On Saturday night, in what used to be — and will soon again be — known as the Chiang Kai-shek Memorial Hall, a free performance was given by Cloud Gate Dance Theatre.
One of Taiwan’s most successful and treasurable cultural exports, Cloud Gate has for many years offered free summer concerts around Taiwan.
This time, however, founder and artistic director Lin Hwai-min (林懷民) made special mention of the anniversary of the 921 Earthquake — the 10th anniversary.
His comments were followed by a minute’s silence, during which Lin asked for the audience of thousands to close their eyes and pray for the dead and the bereaved.
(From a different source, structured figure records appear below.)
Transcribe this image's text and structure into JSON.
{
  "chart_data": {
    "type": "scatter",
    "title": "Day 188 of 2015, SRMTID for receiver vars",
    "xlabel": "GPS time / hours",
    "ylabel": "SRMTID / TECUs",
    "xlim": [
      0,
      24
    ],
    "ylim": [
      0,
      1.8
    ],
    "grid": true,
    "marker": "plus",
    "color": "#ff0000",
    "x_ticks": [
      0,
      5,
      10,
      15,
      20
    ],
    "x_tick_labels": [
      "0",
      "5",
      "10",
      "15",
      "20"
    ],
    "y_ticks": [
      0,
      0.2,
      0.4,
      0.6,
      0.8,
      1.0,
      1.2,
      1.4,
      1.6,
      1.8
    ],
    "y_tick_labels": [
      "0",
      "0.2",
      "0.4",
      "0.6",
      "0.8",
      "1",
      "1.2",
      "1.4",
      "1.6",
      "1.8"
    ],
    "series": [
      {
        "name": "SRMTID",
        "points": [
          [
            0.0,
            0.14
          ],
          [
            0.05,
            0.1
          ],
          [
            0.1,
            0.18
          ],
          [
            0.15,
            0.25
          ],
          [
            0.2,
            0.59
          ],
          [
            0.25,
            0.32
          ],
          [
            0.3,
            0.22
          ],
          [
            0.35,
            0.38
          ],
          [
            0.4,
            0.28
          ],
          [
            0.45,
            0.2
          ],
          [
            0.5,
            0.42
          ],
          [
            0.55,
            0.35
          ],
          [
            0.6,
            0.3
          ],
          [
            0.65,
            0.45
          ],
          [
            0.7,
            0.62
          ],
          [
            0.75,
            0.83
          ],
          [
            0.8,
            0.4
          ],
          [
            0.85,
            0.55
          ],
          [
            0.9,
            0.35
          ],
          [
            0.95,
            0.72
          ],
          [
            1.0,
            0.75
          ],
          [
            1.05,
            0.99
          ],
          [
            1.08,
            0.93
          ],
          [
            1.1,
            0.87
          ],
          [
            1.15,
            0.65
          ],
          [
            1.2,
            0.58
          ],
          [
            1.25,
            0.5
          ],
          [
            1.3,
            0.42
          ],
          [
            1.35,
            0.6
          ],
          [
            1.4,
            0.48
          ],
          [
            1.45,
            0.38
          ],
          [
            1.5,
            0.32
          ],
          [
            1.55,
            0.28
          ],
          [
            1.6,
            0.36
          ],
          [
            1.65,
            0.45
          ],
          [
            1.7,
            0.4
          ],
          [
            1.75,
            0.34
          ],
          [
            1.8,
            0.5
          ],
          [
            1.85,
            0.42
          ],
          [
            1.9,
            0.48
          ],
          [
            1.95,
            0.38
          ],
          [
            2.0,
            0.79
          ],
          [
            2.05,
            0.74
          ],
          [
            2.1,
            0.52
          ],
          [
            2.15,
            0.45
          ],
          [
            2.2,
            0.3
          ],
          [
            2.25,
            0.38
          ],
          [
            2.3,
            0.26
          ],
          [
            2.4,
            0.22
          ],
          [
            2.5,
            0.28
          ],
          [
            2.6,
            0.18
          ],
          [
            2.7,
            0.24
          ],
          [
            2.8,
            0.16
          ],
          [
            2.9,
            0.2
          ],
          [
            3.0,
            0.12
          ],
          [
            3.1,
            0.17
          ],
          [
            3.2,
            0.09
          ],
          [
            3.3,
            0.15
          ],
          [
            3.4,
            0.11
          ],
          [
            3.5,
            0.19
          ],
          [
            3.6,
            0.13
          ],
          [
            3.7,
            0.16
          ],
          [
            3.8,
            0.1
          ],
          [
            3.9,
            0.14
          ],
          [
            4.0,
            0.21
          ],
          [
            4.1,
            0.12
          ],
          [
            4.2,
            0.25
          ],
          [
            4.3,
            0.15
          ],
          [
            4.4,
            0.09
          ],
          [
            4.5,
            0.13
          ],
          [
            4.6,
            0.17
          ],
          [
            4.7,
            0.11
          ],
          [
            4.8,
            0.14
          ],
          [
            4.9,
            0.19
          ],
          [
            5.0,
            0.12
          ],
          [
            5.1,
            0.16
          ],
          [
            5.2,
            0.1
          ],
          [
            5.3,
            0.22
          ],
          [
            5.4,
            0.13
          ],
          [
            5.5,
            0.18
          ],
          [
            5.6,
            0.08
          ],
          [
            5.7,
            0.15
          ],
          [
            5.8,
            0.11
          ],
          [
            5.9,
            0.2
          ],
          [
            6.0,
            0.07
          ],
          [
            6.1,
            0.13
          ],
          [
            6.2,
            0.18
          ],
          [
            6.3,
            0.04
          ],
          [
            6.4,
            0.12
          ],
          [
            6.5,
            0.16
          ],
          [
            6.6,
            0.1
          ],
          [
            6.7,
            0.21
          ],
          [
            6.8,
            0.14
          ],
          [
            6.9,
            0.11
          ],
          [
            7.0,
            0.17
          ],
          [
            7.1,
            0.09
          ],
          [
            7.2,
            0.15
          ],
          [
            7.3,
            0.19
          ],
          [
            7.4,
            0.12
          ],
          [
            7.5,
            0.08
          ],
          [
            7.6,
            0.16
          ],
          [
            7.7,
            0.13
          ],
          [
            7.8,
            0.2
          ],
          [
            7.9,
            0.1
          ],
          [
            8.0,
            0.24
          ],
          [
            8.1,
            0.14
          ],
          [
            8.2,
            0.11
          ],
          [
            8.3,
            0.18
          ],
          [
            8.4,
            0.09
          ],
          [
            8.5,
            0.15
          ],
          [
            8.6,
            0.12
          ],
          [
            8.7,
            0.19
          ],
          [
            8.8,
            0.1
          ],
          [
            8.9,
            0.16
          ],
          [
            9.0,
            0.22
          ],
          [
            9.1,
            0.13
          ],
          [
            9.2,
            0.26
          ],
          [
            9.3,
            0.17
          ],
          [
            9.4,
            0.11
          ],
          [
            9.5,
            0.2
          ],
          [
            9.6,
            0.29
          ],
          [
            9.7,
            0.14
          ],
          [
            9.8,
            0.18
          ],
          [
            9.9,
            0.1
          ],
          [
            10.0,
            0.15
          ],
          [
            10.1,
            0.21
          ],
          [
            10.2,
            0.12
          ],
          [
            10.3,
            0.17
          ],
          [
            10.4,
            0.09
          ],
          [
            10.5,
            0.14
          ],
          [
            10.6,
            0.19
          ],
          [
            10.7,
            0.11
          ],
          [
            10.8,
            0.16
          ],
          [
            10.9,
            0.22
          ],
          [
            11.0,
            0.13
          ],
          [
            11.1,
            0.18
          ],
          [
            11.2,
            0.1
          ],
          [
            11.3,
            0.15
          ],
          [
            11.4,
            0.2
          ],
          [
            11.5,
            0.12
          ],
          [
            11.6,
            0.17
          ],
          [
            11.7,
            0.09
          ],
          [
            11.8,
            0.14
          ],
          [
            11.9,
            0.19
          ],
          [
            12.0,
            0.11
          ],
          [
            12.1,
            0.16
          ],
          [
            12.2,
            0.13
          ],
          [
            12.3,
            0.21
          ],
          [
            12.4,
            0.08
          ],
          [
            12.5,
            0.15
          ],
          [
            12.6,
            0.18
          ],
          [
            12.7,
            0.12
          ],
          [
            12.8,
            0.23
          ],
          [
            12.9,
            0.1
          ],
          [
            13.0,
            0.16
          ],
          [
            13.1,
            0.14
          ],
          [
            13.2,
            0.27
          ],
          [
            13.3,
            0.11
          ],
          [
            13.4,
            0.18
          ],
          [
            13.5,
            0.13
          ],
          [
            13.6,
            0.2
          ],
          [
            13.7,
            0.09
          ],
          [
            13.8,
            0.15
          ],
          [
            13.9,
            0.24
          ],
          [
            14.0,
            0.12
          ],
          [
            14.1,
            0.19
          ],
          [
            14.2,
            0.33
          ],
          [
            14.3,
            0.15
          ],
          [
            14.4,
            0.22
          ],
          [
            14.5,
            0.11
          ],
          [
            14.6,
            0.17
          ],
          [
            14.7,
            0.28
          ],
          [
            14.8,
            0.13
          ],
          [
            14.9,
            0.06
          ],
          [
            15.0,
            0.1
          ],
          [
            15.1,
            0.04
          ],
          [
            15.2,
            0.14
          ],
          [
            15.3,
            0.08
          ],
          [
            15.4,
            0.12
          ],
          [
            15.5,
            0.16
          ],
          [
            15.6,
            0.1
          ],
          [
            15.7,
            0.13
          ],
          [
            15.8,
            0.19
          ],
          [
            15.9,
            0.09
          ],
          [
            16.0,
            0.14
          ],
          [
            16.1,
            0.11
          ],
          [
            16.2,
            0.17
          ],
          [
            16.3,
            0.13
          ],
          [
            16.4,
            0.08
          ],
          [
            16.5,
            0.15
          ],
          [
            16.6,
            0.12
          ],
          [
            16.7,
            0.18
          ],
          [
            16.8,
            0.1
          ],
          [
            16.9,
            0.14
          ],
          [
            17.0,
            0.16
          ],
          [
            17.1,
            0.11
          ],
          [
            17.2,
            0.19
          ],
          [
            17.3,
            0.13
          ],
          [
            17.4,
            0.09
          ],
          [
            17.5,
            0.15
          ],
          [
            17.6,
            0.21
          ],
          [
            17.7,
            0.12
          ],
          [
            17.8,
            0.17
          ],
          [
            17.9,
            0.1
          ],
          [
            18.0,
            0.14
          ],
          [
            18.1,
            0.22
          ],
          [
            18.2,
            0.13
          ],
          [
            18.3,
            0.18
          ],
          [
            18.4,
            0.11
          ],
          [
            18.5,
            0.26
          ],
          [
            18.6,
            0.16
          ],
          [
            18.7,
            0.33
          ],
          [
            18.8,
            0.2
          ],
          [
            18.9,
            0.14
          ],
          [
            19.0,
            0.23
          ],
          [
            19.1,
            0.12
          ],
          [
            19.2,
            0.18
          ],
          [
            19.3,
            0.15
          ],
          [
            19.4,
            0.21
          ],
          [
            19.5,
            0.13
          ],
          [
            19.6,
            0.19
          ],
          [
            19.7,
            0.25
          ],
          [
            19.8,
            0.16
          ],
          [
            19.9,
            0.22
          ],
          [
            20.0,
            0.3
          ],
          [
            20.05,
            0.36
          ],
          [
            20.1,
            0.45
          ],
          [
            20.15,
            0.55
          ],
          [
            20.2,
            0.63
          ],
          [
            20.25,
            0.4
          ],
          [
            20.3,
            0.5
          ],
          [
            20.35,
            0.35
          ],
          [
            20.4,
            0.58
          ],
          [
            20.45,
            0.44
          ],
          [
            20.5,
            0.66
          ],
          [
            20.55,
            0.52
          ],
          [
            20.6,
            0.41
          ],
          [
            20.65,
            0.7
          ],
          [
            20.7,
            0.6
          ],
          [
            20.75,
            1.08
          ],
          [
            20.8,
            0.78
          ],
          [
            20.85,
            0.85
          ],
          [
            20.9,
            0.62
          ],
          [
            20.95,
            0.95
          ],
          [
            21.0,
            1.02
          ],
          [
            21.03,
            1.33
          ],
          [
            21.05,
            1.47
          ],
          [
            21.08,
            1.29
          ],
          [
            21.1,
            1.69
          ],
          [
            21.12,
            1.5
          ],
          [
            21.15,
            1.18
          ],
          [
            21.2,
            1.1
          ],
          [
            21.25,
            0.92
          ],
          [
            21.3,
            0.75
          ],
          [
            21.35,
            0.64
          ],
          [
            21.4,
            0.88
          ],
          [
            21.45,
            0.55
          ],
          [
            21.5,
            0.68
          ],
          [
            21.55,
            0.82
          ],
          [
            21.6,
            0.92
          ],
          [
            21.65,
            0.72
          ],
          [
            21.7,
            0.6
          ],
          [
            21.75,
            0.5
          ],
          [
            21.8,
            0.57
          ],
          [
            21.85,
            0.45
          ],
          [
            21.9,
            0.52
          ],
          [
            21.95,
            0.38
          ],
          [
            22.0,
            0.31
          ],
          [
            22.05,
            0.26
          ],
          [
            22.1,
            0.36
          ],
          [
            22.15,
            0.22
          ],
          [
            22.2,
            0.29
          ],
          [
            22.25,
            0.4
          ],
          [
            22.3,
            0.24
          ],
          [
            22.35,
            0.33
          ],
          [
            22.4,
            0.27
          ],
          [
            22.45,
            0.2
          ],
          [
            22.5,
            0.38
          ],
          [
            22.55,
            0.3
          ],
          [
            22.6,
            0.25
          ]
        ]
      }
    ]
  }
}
When the minute was up, the audience opened its eyes to see a lone woman on the stage, twirling in pain and confusion. The dancer continued this motion for an astonishing length of time. Always moving, her body was contorted and her expression changed from distress to horror to exhaustion.
The dance was called Requiem, and the performer was Dung Shu-fen (董淑芬). Those who had not seen this work before could have assumed that it was choreographed to represent and memorialize the terror and misery that befell the victims of Taiwan’s deadliest tremor in a lifetime.
It was, in fact, developed 20 years ago to mark the Tiananmen Square Massacre — a rare artistic acknowledgement in Taiwan at the time of that Chinese atrocity.
As Lin introduced the minute’s silence, he made tactful reference to instability — a hook that could have meant individual economic hardship, local political unease or even the violence in Xinjiang, depending on one’s perspective.
But Lin, a consummate showman and communicator, refused to drag the audience into a lecture on this or that incident or an extended revisiting of the night of Sept. 21, 1999.
Instead, he appealed to the common decency of his crowd, knowing that among them were people of every political description, ethnic background and religious persuasion.
This channeling of common decency allowed general repugnance toward the killings 20 years ago to blend with the sorrow over the deaths of more than 2,000 people 10 years ago, and the effect was powerful.
The crowd, assisted by a team of high school and university volunteers throughout the night, was as silent during that communal prayer as a crowd could be. In that silence, and in that heat, something remarkable and comforting could be felt: a sense of benevolent community and mutual respect on a scale rarely witnessed in secular contexts in this country.
Amid a media environment replete with cynicism and half-truths, the remarkable decency of ordinary Taiwanese is something that this politically fractured society can overlook all too easily.
Lin, who has done his best over the years to express the communal sorrow of both Taiwanese and Chinese, deserves credit and respect not only for presenting his troupe’s best face to a public gathering, but also for enriching them with a respectful and dignified reminder of their own humanity.